Tayte leant back against the car and watched the chasing pack arrive. “Dunworthy?” he called. Most had their heads down and no one seemed to hear him over the whir of racing spokes. “Can you tell me where Dunworthy is?”
The last cyclist in the group sat up, resting his hands on his thighs, panting. He was pointing back the way Tayte had come. “Take a right down there and follow the lane!”
“Thanks!” Tayte called after him, though his gratitude was wasted on the backside that waggled back at him as the cyclist rose above a razor sharp saddle and began to work the pedals.
The Forbes residence was well known in Dunworthy. It was an imposing thatched house on the edge of the village and the gaggle of old dears Tayte had spoken to outside the post office had fought over themselves to rush out directions. The sitting room in which Tayte now found himself was decorated in dusty rose-pink between light oak beams and the entire ground floor had been lowered at some time, adding height so you didn’t have to duck everywhere you went. He was sitting on a William Morris design sofa that matched the curtains, waiting for a pot of tea to brew. Opposite, were his hosts, David and Helen Forbes.
Helen sat back in a button-up blue denim dress, flicking out a mint-green espadrille as she crossed her legs. Tayte thought the spiky hair, which was all the colours of autumn, gave her a funky look that conflicted with the floral surroundings. She looked like she was rebelling aga
inst something - age perhaps. David’s hair appeared to be in a race with itself to go grey before it fell out. He looked casual in taupe corduroy trousers and a forest-green shirt. They were sitting perpendicular to a vista of endless landscaped gardens, which they had been nurturing when Tayte arrived.

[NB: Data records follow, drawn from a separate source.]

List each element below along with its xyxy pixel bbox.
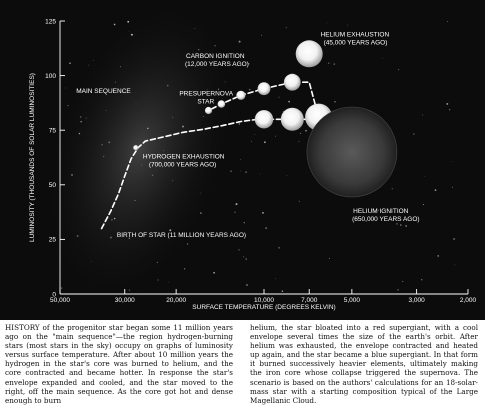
star-mark: [218, 100, 226, 108]
background-star: [278, 97, 279, 98]
star-mark: [296, 40, 323, 67]
background-star: [421, 279, 422, 280]
background-star: [265, 227, 266, 228]
background-star: [93, 60, 94, 61]
helium-ignition-time-label: (650,000 YEARS AGO): [352, 216, 420, 224]
background-star: [262, 212, 264, 214]
helium-ignition-label: HELIUM IGNITION: [353, 208, 409, 216]
background-star: [120, 66, 121, 67]
background-star: [236, 203, 238, 205]
birth-of-star-label: BIRTH OF STAR (11 MILLION YEARS AGO): [116, 232, 247, 240]
background-star: [402, 281, 403, 282]
background-star: [397, 289, 399, 291]
background-star: [251, 141, 252, 142]
background-star: [452, 187, 453, 188]
background-star: [65, 88, 66, 89]
carbon-ignition-label: CARBON IGNITION: [186, 53, 245, 61]
background-star: [243, 256, 244, 257]
y-axis-title: LUMINOSITY (THOUSANDS OF SOLAR LUMINOSITIES): [29, 73, 36, 242]
background-star: [214, 45, 215, 46]
background-star: [195, 28, 196, 29]
background-star: [334, 63, 335, 64]
star-mark: [284, 74, 301, 91]
background-star: [413, 134, 414, 135]
y-tick-label: 50: [48, 182, 56, 190]
presupernova-label: PRESUPERNOVA: [179, 90, 234, 98]
background-star: [203, 116, 204, 117]
hydrogen-exhaustion-time-label: (700,000 YEARS AGO): [148, 161, 217, 169]
background-star: [398, 69, 399, 70]
background-star: [329, 258, 330, 259]
background-star: [240, 171, 241, 172]
background-star: [200, 193, 201, 194]
background-star: [446, 103, 448, 105]
helium-exhaustion-label: HELIUM EXHAUSTION: [320, 31, 390, 39]
background-star: [328, 62, 330, 64]
background-star: [299, 141, 300, 142]
background-star: [91, 261, 92, 262]
background-star: [187, 243, 188, 244]
background-star: [200, 212, 201, 213]
star-mark: [255, 110, 273, 128]
background-star: [260, 174, 261, 175]
x-tick-label: 50,000: [50, 297, 70, 304]
background-star: [455, 264, 456, 265]
y-tick-label: 125: [45, 18, 56, 26]
background-star: [334, 101, 336, 103]
background-star: [184, 268, 185, 269]
background-star: [255, 134, 256, 135]
background-star: [88, 65, 89, 66]
background-star: [264, 141, 266, 143]
background-star: [172, 180, 173, 181]
background-star: [110, 237, 112, 239]
hydrogen-exhaustion-label: HYDROGEN EXHAUSTION: [142, 153, 225, 161]
background-star: [111, 219, 113, 221]
background-star: [114, 24, 116, 26]
background-star: [437, 255, 439, 257]
x-tick-label: 5,000: [343, 297, 360, 304]
background-star: [129, 289, 130, 290]
background-star: [141, 165, 142, 166]
background-star: [106, 110, 107, 111]
red-supergiant-mark: [307, 107, 397, 197]
star-mark: [133, 145, 138, 150]
background-star: [392, 188, 393, 189]
background-star: [182, 126, 184, 128]
caption-left-column: HISTORY of the progenitor star began some 11 million years ago on the "main sequence"—the region hydrogen-burning stars (most stars in the sky) occupy on graphs of luminosity versus surface temperature. After about 10 million years the hydrogen in the star's core was burned to helium, and the core contracted and became hotter. In response the star's envelope expanded and cooled, and the star moved to the right, off the main sequence. As the core got hot and dense enough to burn: [5, 323, 233, 405]
background-star: [422, 115, 423, 116]
star-mark: [281, 108, 304, 131]
background-star: [286, 27, 287, 28]
x-tick-label: 3,000: [408, 297, 425, 304]
background-star: [396, 223, 397, 224]
background-star: [288, 101, 290, 103]
y-tick-label: 25: [48, 236, 56, 244]
background-star: [230, 170, 232, 172]
background-star: [451, 161, 452, 162]
background-star: [239, 123, 240, 124]
x-tick-label: 20,000: [166, 297, 187, 304]
background-star: [275, 136, 276, 137]
background-star: [453, 238, 455, 240]
helium-exhaustion-time-label: (45,000 YEARS AGO): [323, 39, 388, 47]
background-star: [238, 249, 239, 250]
background-star: [108, 141, 110, 143]
background-star: [80, 121, 81, 122]
background-star: [234, 211, 236, 213]
background-star: [382, 58, 383, 59]
background-star: [287, 175, 288, 176]
background-star: [71, 174, 73, 176]
y-tick-label: 100: [45, 72, 56, 80]
background-star: [115, 81, 116, 82]
background-star: [300, 133, 301, 134]
background-star: [158, 280, 159, 281]
background-star: [172, 117, 173, 118]
background-star: [246, 284, 248, 286]
background-star: [136, 104, 137, 105]
background-star: [67, 105, 68, 106]
background-star: [169, 282, 170, 283]
background-star: [128, 31, 129, 32]
background-star: [198, 49, 200, 51]
background-star: [135, 200, 136, 201]
star-mark: [258, 82, 271, 95]
presupernova-star-label: STAR: [197, 98, 215, 106]
background-star: [405, 225, 406, 226]
background-star: [240, 159, 241, 160]
background-star: [249, 89, 251, 91]
background-star: [69, 62, 71, 64]
background-star: [103, 156, 104, 157]
background-star: [114, 218, 115, 219]
background-star: [275, 278, 276, 279]
background-star: [225, 81, 226, 82]
background-star: [245, 171, 247, 173]
background-star: [424, 176, 425, 177]
background-star: [299, 201, 300, 202]
caption-right-column: helium, the star bloated into a red supergiant, with a cool envelope several times the size of the earth's orbit. After helium was exhausted, the envelope contracted and heated up again, and the star became a blue supergiant. In that form it burned successively heavier elements, ultimately making the iron core whose collapse triggered the supernova. The scenario is based on the authors' calculations for an 18-solar-mass star with a starting composition typical of the Large Magellanic Cloud.: [250, 323, 478, 405]
figure-caption: [0, 320, 485, 405]
background-star: [282, 291, 283, 292]
x-tick-label: 7,000: [301, 297, 318, 304]
background-star: [400, 224, 402, 226]
background-star: [169, 229, 171, 231]
background-star: [167, 85, 169, 87]
star-mark: [236, 91, 245, 100]
background-star: [86, 118, 87, 119]
x-axis-title: SURFACE TEMPERATURE (DEGREES KELVIN): [192, 304, 336, 311]
background-star: [61, 287, 62, 288]
background-star: [77, 235, 79, 237]
background-star: [80, 116, 81, 117]
background-star: [347, 25, 348, 26]
background-star: [131, 34, 133, 36]
background-star: [278, 247, 280, 249]
background-star: [244, 222, 245, 223]
y-tick-label: 75: [48, 127, 56, 135]
x-tick-label: 10,000: [254, 297, 274, 304]
y-tick-label: 0: [52, 291, 56, 299]
background-star: [327, 23, 328, 24]
background-star: [305, 130, 307, 132]
background-star: [239, 41, 241, 43]
star-mark: [205, 107, 212, 114]
background-star: [79, 133, 81, 135]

Helen poured the tea from a Royal Copenhagen teapot. “Do you take sugar, Mr Tayte?”
Tayte edged forward. “Two, please.” He patted his stomach and grinned. “I know I shouldn’t.”
Helen just smiled politely. “This is all rather exciting,” she said. “So what do we do?”
Tayte settled back with his tea. “Well, there’s no real formula, Mrs Forbes. I’m working on an assignment that’s led me to a relationship between your family and the people I’m working for. I’ve some loose ends I was hoping you could help with.”
“I’m sure we can,” Helen said before she even knew what Tayte wanted to know.
David finished stirring his tea. “I’ve a golf game booked at two. Do you play, Mr Tayte, we’re looking for a fourth?”
“I don’t. Often thought I’d like to, but I never seem to get around to it.” Tayte checked his watch.
“There’s plenty of time,” Helen said, frowning.
Tayte set his cup and saucer down on the table and opened his briefcase. He pulled out the chart, unfolding a section on the table as Helen edged closer, clearing the contents of the table out to the edges to give him more room.
“This is the family tree I’m working on,” Tayte said. He had the names facing them. “It’s for a client back home in the States. Their family settled there in the early 1700s, and just after the revolutionary war - the American War of Independence, that is - most of the family moved back to England. Did you know that around 70 percent of Americans alive today can trace their ancestry back to Great Britain or Ireland?”